David W. Christianson
Protein Structure and Function
X-ray crystallography is a powerful technique which can be used to visualize the three-dimensional structures of biologically-important macromolecules such as proteins. We use X-ray crystallography as a tool to probe and engineer the structure and function of novel proteins.
Protein Engineering of Transition Metal Binding Sites
We use the zinc metalloenzyme human carbonic anhydrase II as a paradigm for developing a rationale for the redesign of existing protein-metal binding sites as well as the design of de novo sites. We have probed the components of the zinc coordination polyhedron of carbonic anhydrase II which are important for metal affinity and function, and we have determined the three-dimensional structures of relevant variants with altered zinc binding sites. Our ultimate goal in protein design is to confer new catalytic activities upon the protein scaffolding of carbonic anhydrase II; for example, can we convert this metalloenzyme into a zinc protease or into a blue copper protein?

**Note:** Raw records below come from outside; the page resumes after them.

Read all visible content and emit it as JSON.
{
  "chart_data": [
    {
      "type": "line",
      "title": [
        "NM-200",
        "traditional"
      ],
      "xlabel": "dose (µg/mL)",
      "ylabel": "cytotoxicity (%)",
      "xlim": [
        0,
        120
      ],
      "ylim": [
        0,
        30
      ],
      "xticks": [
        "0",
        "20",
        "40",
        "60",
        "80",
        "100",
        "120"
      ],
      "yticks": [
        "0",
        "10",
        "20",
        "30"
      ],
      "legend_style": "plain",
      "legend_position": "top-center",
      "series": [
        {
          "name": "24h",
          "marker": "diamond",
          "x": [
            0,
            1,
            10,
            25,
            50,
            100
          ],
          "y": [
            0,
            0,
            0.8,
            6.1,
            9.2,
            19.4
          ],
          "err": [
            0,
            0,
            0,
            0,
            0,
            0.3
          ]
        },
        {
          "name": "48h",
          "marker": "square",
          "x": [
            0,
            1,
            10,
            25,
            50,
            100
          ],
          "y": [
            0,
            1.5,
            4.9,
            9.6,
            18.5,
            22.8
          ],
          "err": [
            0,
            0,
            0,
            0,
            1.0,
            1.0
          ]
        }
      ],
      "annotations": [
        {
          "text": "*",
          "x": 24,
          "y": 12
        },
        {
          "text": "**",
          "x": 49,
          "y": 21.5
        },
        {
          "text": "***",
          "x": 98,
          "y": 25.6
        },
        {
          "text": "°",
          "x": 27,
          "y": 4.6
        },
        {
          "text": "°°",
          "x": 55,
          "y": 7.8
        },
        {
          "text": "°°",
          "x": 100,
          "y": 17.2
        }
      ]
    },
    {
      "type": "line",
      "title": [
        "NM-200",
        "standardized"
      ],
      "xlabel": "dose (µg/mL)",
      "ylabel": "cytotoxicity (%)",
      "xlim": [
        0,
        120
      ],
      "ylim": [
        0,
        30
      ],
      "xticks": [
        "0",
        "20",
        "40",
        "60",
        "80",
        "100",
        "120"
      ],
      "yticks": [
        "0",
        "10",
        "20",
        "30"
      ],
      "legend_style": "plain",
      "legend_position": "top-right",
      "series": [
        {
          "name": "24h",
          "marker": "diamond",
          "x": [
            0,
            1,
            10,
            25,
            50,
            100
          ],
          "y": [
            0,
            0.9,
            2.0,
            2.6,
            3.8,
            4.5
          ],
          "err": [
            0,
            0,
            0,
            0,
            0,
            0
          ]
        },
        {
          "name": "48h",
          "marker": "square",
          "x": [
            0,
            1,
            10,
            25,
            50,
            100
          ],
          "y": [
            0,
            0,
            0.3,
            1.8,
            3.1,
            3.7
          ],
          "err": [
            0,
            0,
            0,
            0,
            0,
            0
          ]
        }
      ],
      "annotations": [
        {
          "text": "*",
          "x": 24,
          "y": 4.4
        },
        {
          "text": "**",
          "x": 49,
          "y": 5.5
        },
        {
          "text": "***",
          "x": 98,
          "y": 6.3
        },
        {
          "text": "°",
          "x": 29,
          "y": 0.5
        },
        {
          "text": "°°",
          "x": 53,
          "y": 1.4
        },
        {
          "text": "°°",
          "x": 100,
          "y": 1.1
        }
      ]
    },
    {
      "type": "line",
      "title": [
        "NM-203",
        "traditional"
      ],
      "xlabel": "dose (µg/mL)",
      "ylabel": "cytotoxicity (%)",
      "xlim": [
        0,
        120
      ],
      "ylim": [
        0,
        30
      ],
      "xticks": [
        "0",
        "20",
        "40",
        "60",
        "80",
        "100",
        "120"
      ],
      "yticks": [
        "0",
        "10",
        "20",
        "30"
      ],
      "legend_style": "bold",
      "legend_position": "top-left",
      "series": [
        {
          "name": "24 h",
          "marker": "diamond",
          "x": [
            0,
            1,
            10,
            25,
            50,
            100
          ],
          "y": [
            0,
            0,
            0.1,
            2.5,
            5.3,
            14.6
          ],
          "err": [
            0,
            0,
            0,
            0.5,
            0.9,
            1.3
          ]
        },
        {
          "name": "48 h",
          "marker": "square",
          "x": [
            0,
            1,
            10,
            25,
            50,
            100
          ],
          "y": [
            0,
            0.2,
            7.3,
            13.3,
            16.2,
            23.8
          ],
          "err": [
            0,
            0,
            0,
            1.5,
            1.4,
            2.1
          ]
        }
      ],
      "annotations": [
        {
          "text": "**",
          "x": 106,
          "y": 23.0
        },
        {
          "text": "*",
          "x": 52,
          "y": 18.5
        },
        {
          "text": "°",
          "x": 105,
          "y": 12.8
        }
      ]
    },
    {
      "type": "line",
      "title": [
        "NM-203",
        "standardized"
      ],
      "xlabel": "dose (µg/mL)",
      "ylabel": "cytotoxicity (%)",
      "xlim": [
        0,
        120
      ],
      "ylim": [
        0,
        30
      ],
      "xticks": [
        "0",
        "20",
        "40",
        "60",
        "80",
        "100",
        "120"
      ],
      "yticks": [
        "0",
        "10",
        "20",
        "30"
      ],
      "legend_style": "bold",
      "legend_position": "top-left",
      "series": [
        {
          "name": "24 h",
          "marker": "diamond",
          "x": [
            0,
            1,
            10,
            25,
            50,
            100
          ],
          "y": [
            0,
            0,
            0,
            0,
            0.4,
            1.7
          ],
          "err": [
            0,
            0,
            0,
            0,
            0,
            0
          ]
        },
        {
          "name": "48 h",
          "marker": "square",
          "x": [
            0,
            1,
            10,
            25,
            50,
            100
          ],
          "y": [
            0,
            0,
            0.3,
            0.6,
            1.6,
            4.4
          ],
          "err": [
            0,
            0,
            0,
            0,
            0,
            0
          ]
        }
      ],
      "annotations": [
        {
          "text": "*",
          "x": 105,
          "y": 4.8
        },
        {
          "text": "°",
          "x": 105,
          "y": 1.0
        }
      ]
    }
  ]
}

Structural and Mechanistic Studies of Hydrolytic Enzymes
We are interested in structural aspects of the mechanisms of hydrolytic metalloenzymes such as carbonic anhydrase II and Mn2+2-arginase. In genetic-structural studies of the carbonic anhydrase II active site, we have determined the minimum size and shape of the hydrophobic pocket required for substrate association, and we have determined the importance of hydrogen bond networks with zinc-bound hydroxide for its chemical reactivity. The structures of enzyme-inhibitor complexes yield additional insight on functionally-important residues. Upon completing the three-dimensional structure determinations of other hydrolytic enzymes such as epoxide hydrolase and juvenile hormone esterase, we will similarly probe the functional importance of active site residues through structural studies of enzyme variants and enzyme-inhibitor complexes.
Protein Inhibitors of Serine Proteases
Serpins (serine protease inhibitors) comprise a superfamily of more than forty proteins which are implicated in various regulatory cascades in vivo such as blood coagulation, fibrinolysis, complement activation, matrix proteolysis, and inflammation. Since these 45 kD proteins undergo a massive beta-sheet rearrangement during the course of their biological function, serpins are intriguing from the perspectives of protein folding as well as medical relevance. Antichymotrypsin has been engineered to be an inhibitor of human neutrophil elastase in vitro, and the engineered serpin exhibits antiinflammatory properties in vivo. We have determined the structure of this serpin, and current work focuses on a structure-assisted approach toward engineering the specificity and stability of the active serpin. Additionally, we will determine the structure of the serpin in its complex with a target serine protease, and we will also determine the structures of other members of the serpin superfamily, e.g., those involved in the pathogenesis of certain pox viruses.